The art show, which will feature 25 pieces by 22 different artists, was inspired by one of the biggest connoisseurs of fantastic imaginary creatures, Dr. Seuss, who in the 1930s made a similar art project. The show included multimedia sculptures of made up animals like the Two Horned Drouberhannis and the Blue Green Abelard, strange-looking but amiable characters like the ones famously featured in illustrations for his children's books.
"Seeing those made us think we should get people to come up with some characters in an unorthodox way," said Cardoza. "We didn't know if there would be enough people interested but the feedback was incredible. We had between 30 and 40 submissions."
Some of those artists, like Alicia Deerly Departed, are sculptors, used to working with textiles and fabric for their creations.
"A couple of years ago, I was bored and just started out. I've done 60 of them so far," said the Tampa native, whose portfolio includes a hand-sewn mounted and stuffed rabbit head wearing a flower crown and a bow-tie wearing deer. "I hadn't done a giraffe before so I'm doing a 2-feet-tall one for the show."

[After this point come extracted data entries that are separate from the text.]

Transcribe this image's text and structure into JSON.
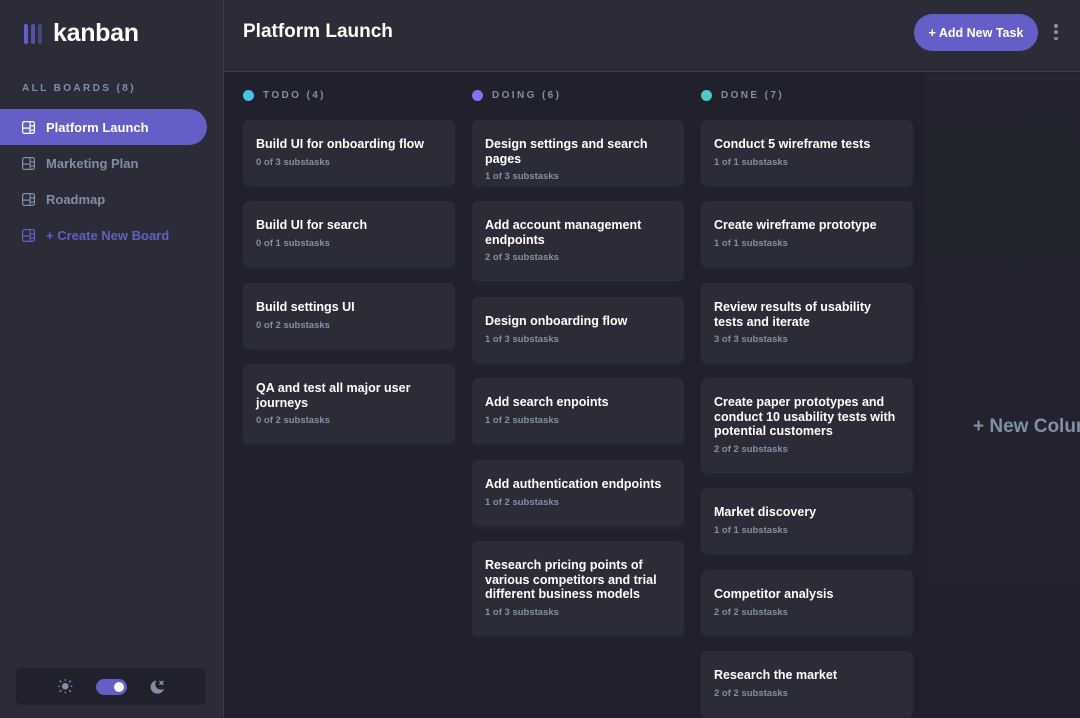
{
  "app": {
    "name": "kanban"
  },
  "sidebar": {
    "boards_heading": "ALL BOARDS (8)",
    "boards": [
      {
        "label": "Platform Launch",
        "active": true
      },
      {
        "label": "Marketing Plan",
        "active": false
      },
      {
        "label": "Roadmap",
        "active": false
      }
    ],
    "create_board_label": "+ Create New Board",
    "theme": {
      "light_icon": "sun-icon",
      "dark_icon": "moon-icon",
      "dark_mode": true
    }
  },
  "header": {
    "title": "Platform Launch",
    "add_task_label": "+ Add New Task",
    "menu_icon": "vertical-ellipsis-icon"
  },
  "colors": {
    "accent": "#635fc7",
    "todo": "#49c4e5",
    "doing": "#8471f2",
    "done": "#67e2ae"
  },
  "columns": [
    {
      "title": "TODO (4)",
      "dot_color": "#49c4e5",
      "tasks": [
        {
          "title": "Build UI for onboarding flow",
          "subtasks": "0 of 3 substasks"
        },
        {
          "title": "Build UI for search",
          "subtasks": "0 of 1 substasks"
        },
        {
          "title": "Build settings UI",
          "subtasks": "0 of 2 substasks"
        },
        {
          "title": "QA and test all major user journeys",
          "subtasks": "0 of 2 substasks"
        }
      ]
    },
    {
      "title": "DOING (6)",
      "dot_color": "#8471f2",
      "tasks": [
        {
          "title": "Design settings and search pages",
          "subtasks": "1 of 3 substasks"
        },
        {
          "title": "Add account management endpoints",
          "subtasks": "2 of 3 substasks"
        },
        {
          "title": "Design onboarding flow",
          "subtasks": "1 of 3 substasks"
        },
        {
          "title": "Add search enpoints",
          "subtasks": "1 of 2 substasks"
        },
        {
          "title": "Add authentication endpoints",
          "subtasks": "1 of 2 substasks"
        },
        {
          "title": "Research pricing points of various competitors and trial different business models",
          "subtasks": "1 of 3 substasks"
        }
      ]
    },
    {
      "title": "DONE (7)",
      "dot_color": "#4fc9c2",
      "tasks": [
        {
          "title": "Conduct 5 wireframe tests",
          "subtasks": "1 of 1 substasks"
        },
        {
          "title": "Create wireframe prototype",
          "subtasks": "1 of 1 substasks"
        },
        {
          "title": "Review results of usability tests and iterate",
          "subtasks": "3 of 3 substasks"
        },
        {
          "title": "Create paper prototypes and conduct 10 usability tests with potential customers",
          "subtasks": "2 of 2 substasks"
        },
        {
          "title": "Market discovery",
          "subtasks": "1 of 1 substasks"
        },
        {
          "title": "Competitor analysis",
          "subtasks": "2 of 2 substasks"
        },
        {
          "title": "Research the market",
          "subtasks": "2 of 2 substasks"
        }
      ]
    }
  ],
  "new_column_label": "+ New Column"
}
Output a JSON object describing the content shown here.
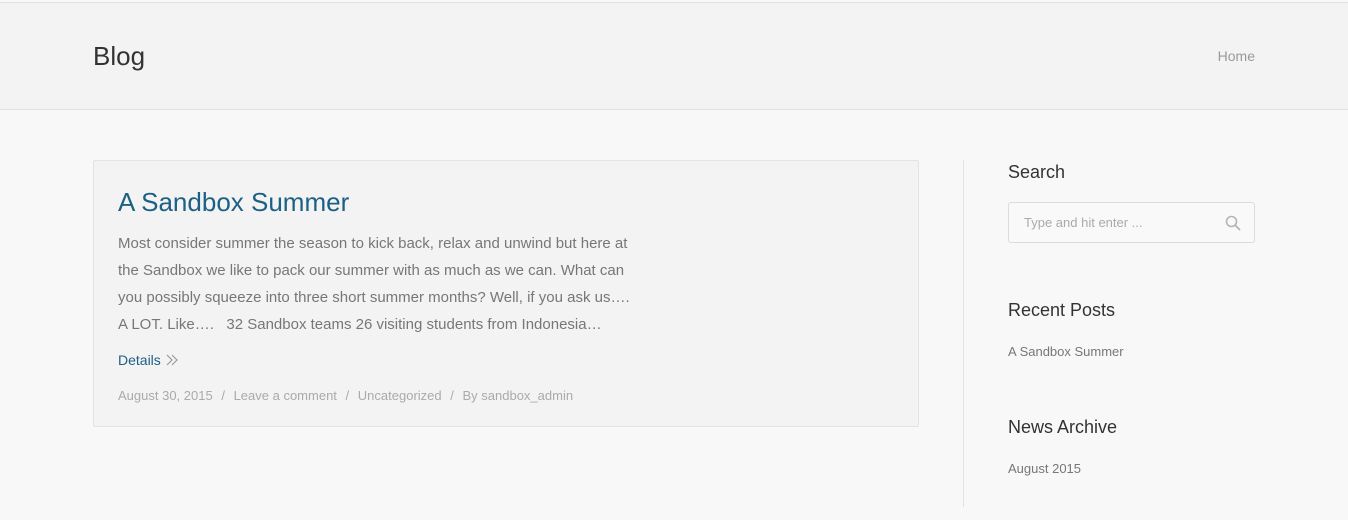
{
  "header": {
    "title": "Blog",
    "breadcrumb_home": "Home"
  },
  "post": {
    "title": "A Sandbox Summer",
    "excerpt_lines": [
      "Most consider summer the season to kick back, relax and unwind but here at",
      "the Sandbox we like to pack our summer with as much as we can. What can",
      "you possibly squeeze into three short summer months? Well, if you ask us….",
      "A LOT. Like….   32 Sandbox teams 26 visiting students from Indonesia…"
    ],
    "details_label": "Details",
    "meta": {
      "date": "August 30, 2015",
      "comments": "Leave a comment",
      "category": "Uncategorized",
      "author": "By sandbox_admin",
      "separator": "/"
    }
  },
  "sidebar": {
    "search": {
      "title": "Search",
      "placeholder": "Type and hit enter ..."
    },
    "recent_posts": {
      "title": "Recent Posts",
      "items": [
        "A Sandbox Summer"
      ]
    },
    "archive": {
      "title": "News Archive",
      "items": [
        "August 2015"
      ]
    }
  },
  "colors": {
    "accent": "#1d6085",
    "background": "#f8f8f8",
    "header_bg": "#f3f3f3"
  }
}
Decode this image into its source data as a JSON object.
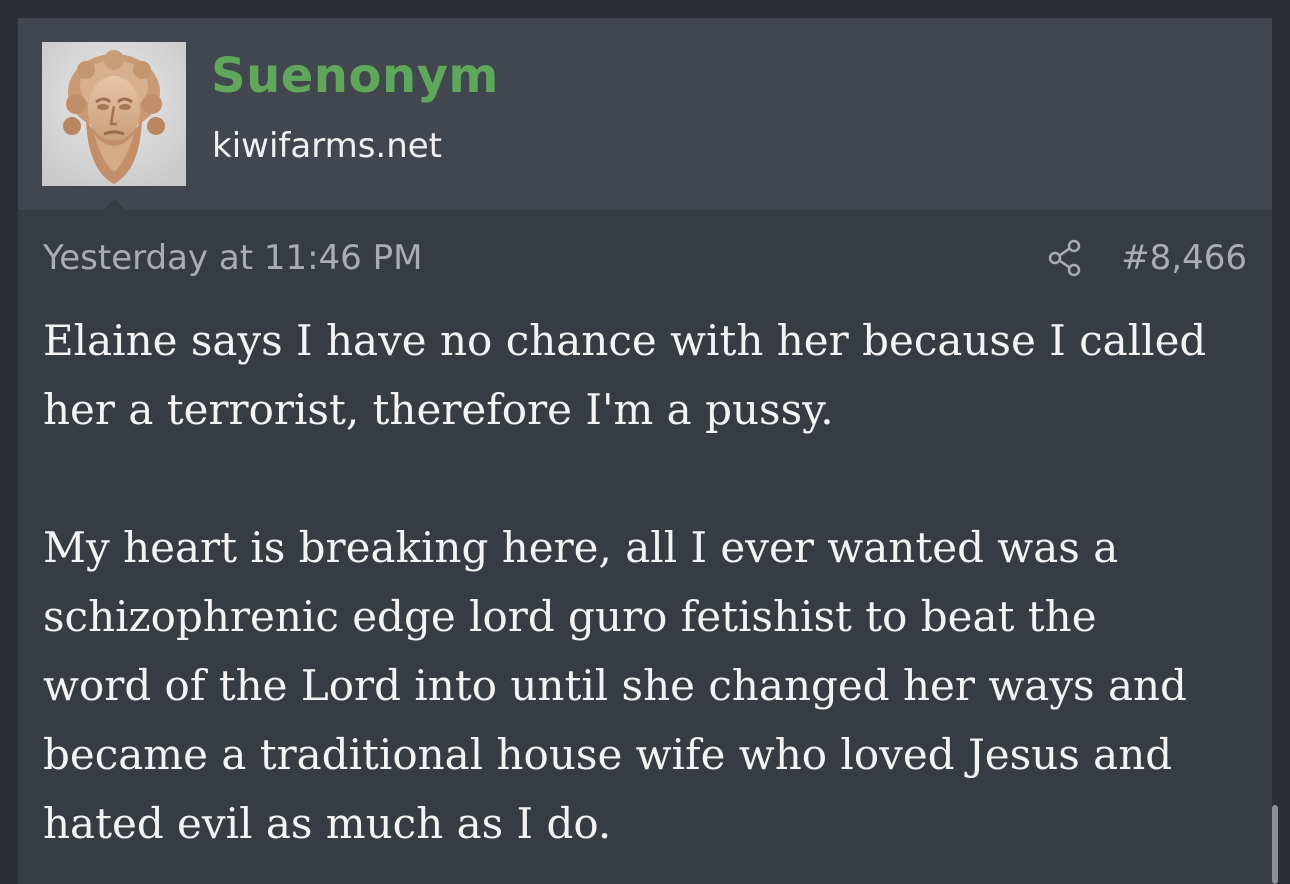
{
  "user": {
    "name": "Suenonym",
    "title": "kiwifarms.net",
    "avatar_icon": "bust-avatar"
  },
  "post": {
    "timestamp": "Yesterday at 11:46 PM",
    "share_icon": "share-icon",
    "number": "#8,466",
    "paragraphs": [
      "Elaine says I have no chance with her because I called\nher a terrorist, therefore I'm a pussy.",
      "My heart is breaking here, all I ever wanted was a\nschizophrenic edge lord guro fetishist to beat the\nword of the Lord into until she changed her ways and\nbecame a traditional house wife who loved Jesus and\nhated evil as much as I do."
    ]
  },
  "colors": {
    "background": "#2a2d33",
    "post_body": "#373b42",
    "post_header": "#42464e",
    "username": "#5fa75a",
    "meta": "#a9adb3",
    "text": "#f3f3f3"
  }
}
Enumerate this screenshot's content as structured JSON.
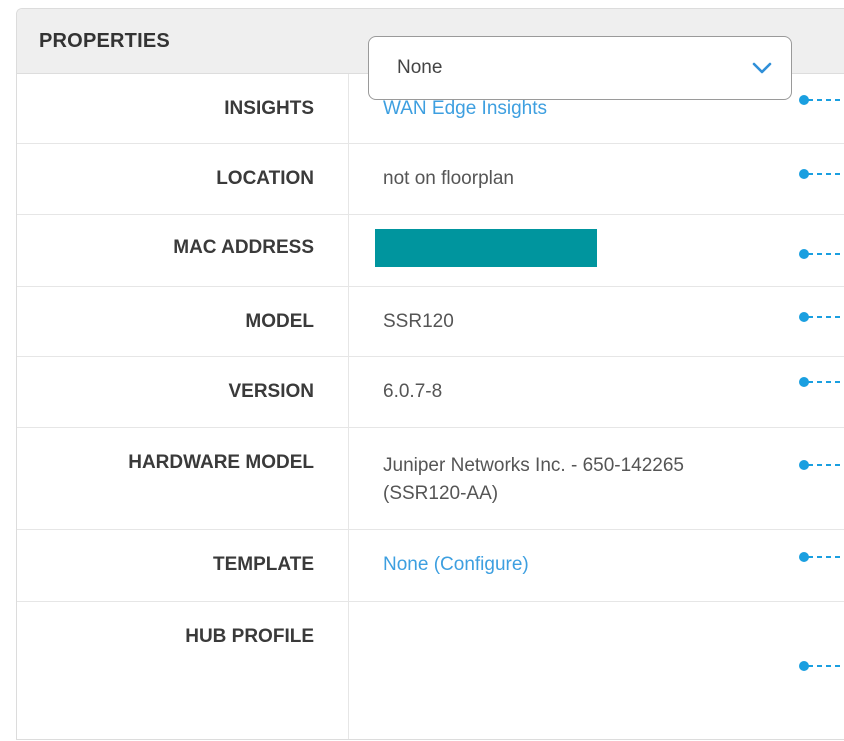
{
  "panel": {
    "title": "PROPERTIES"
  },
  "rows": [
    {
      "label": "INSIGHTS",
      "value": "WAN Edge Insights",
      "is_link": true
    },
    {
      "label": "LOCATION",
      "value": "not on floorplan",
      "is_link": false
    },
    {
      "label": "MAC ADDRESS",
      "value": "",
      "redacted": true
    },
    {
      "label": "MODEL",
      "value": "SSR120",
      "is_link": false
    },
    {
      "label": "VERSION",
      "value": "6.0.7-8",
      "is_link": false
    },
    {
      "label": "HARDWARE MODEL",
      "value_line1": "Juniper Networks Inc. - 650-142265",
      "value_line2": "(SSR120-AA)",
      "is_link": false
    },
    {
      "label": "TEMPLATE",
      "value": "None (Configure)",
      "is_link": true
    },
    {
      "label": "HUB PROFILE",
      "select_value": "None"
    }
  ],
  "colors": {
    "link": "#3d9fe0",
    "redaction": "#00959e",
    "connector": "#1a9fe0"
  },
  "icons": {
    "connector": "connector-dot-icon",
    "dropdown": "chevron-down-icon"
  }
}
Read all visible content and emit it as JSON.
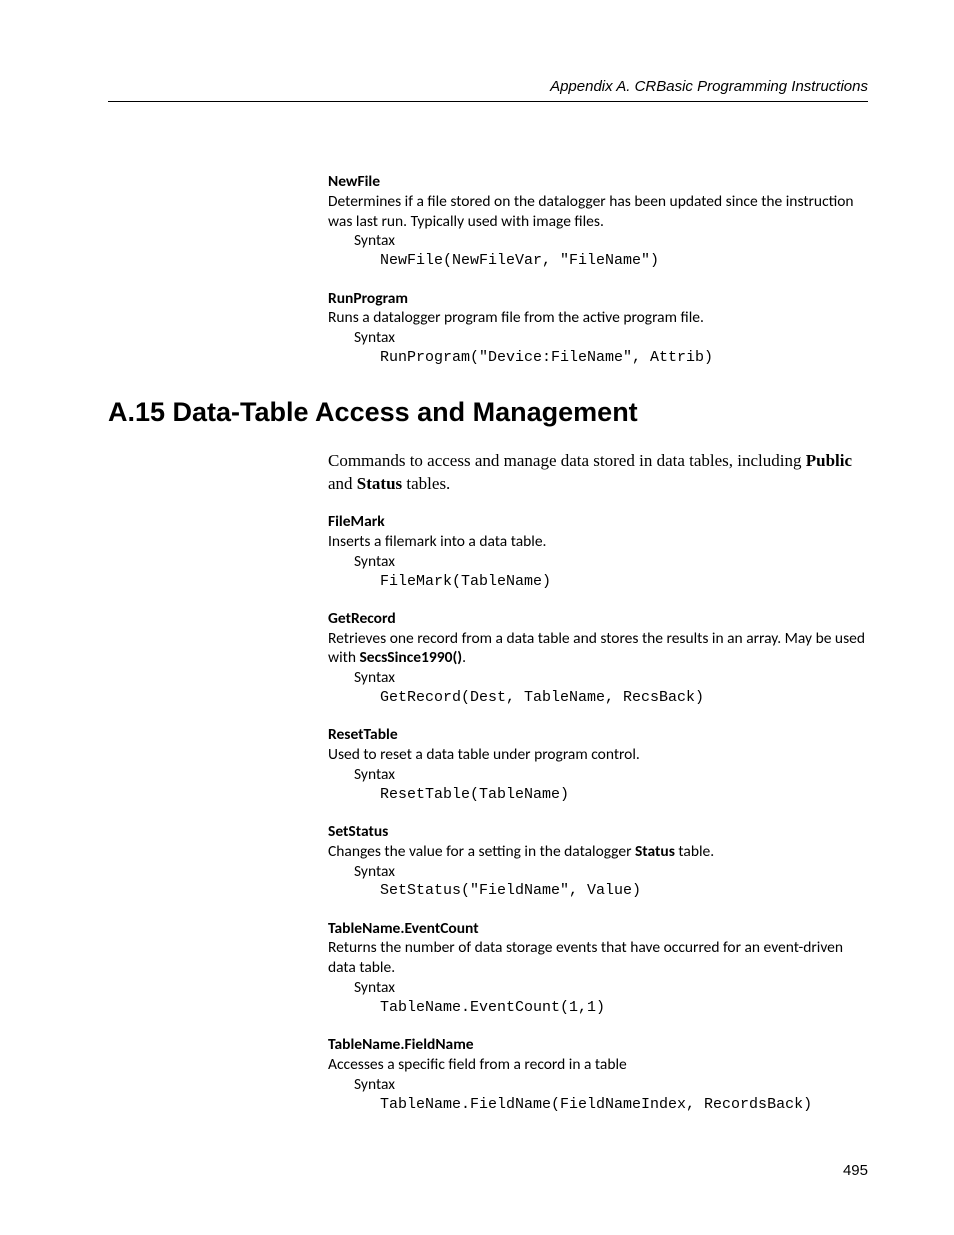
{
  "running_head": "Appendix A.  CRBasic Programming Instructions",
  "page_number": "495",
  "pre_section_entries": [
    {
      "title": "NewFile",
      "desc": "Determines if a file stored on the datalogger has been updated since the instruction was last run. Typically used with image files.",
      "syntax_label": "Syntax",
      "code": "NewFile(NewFileVar, \"FileName\")"
    },
    {
      "title": "RunProgram",
      "desc": "Runs a datalogger program file from the active program file.",
      "syntax_label": "Syntax",
      "code": "RunProgram(\"Device:FileName\", Attrib)"
    }
  ],
  "section_heading": "A.15 Data-Table Access and Management",
  "section_intro_parts": {
    "pre": "Commands to access and manage data stored in data tables, including ",
    "b1": "Public",
    "mid": " and ",
    "b2": "Status",
    "post": " tables."
  },
  "entries": [
    {
      "title": "FileMark",
      "desc": "Inserts a filemark into a data table.",
      "syntax_label": "Syntax",
      "code": "FileMark(TableName)"
    },
    {
      "title": "GetRecord",
      "desc_parts": {
        "pre": "Retrieves one record from a data table and stores the results in an array. May be used with ",
        "b": "SecsSince1990()",
        "post": "."
      },
      "syntax_label": "Syntax",
      "code": "GetRecord(Dest, TableName, RecsBack)"
    },
    {
      "title": "ResetTable",
      "desc": "Used to reset a data table under program control.",
      "syntax_label": "Syntax",
      "code": "ResetTable(TableName)"
    },
    {
      "title": "SetStatus",
      "desc_parts": {
        "pre": "Changes the value for a setting in the datalogger ",
        "b": "Status",
        "post": " table."
      },
      "syntax_label": "Syntax",
      "code": "SetStatus(\"FieldName\", Value)"
    },
    {
      "title": "TableName.EventCount",
      "desc": "Returns the number of data storage events that have occurred for an event-driven data table.",
      "syntax_label": "Syntax",
      "code": "TableName.EventCount(1,1)"
    },
    {
      "title": "TableName.FieldName",
      "desc": "Accesses a specific field from a record in a table",
      "syntax_label": "Syntax",
      "code": "TableName.FieldName(FieldNameIndex, RecordsBack)"
    }
  ]
}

Chelsea Van Solkema, another textile artist, opted for less traditional creatures.
"I have two pieces. One of them has two heads. It looks like a goat-dog hybrid," explains Van Solkema, who affectionately named her creation Poly & Ceph, short for Policephaly, the medical condition of having more than one head. "The other is Aurora, a white unicorn."
The materials are similar for all creations — faux fur, fleece, paint, glue, stuffing and metal wiring, to name a few. According to photographer Nicole Kilbert, who is showing her very first 3D multimedia sculpture, resourcefulness is key in putting them together.
"In photography, you have to be a technician first. You have to plan all the details to have a good final product," said Kilbert, who spent more than a month planning how she would make Octolepoptera, a mix of a bunny, octopus and bat, come together. "I sketched it out and talked to different people about what would be the best way to do this. The hardest part was figuring out how it would hang because it needed to fly."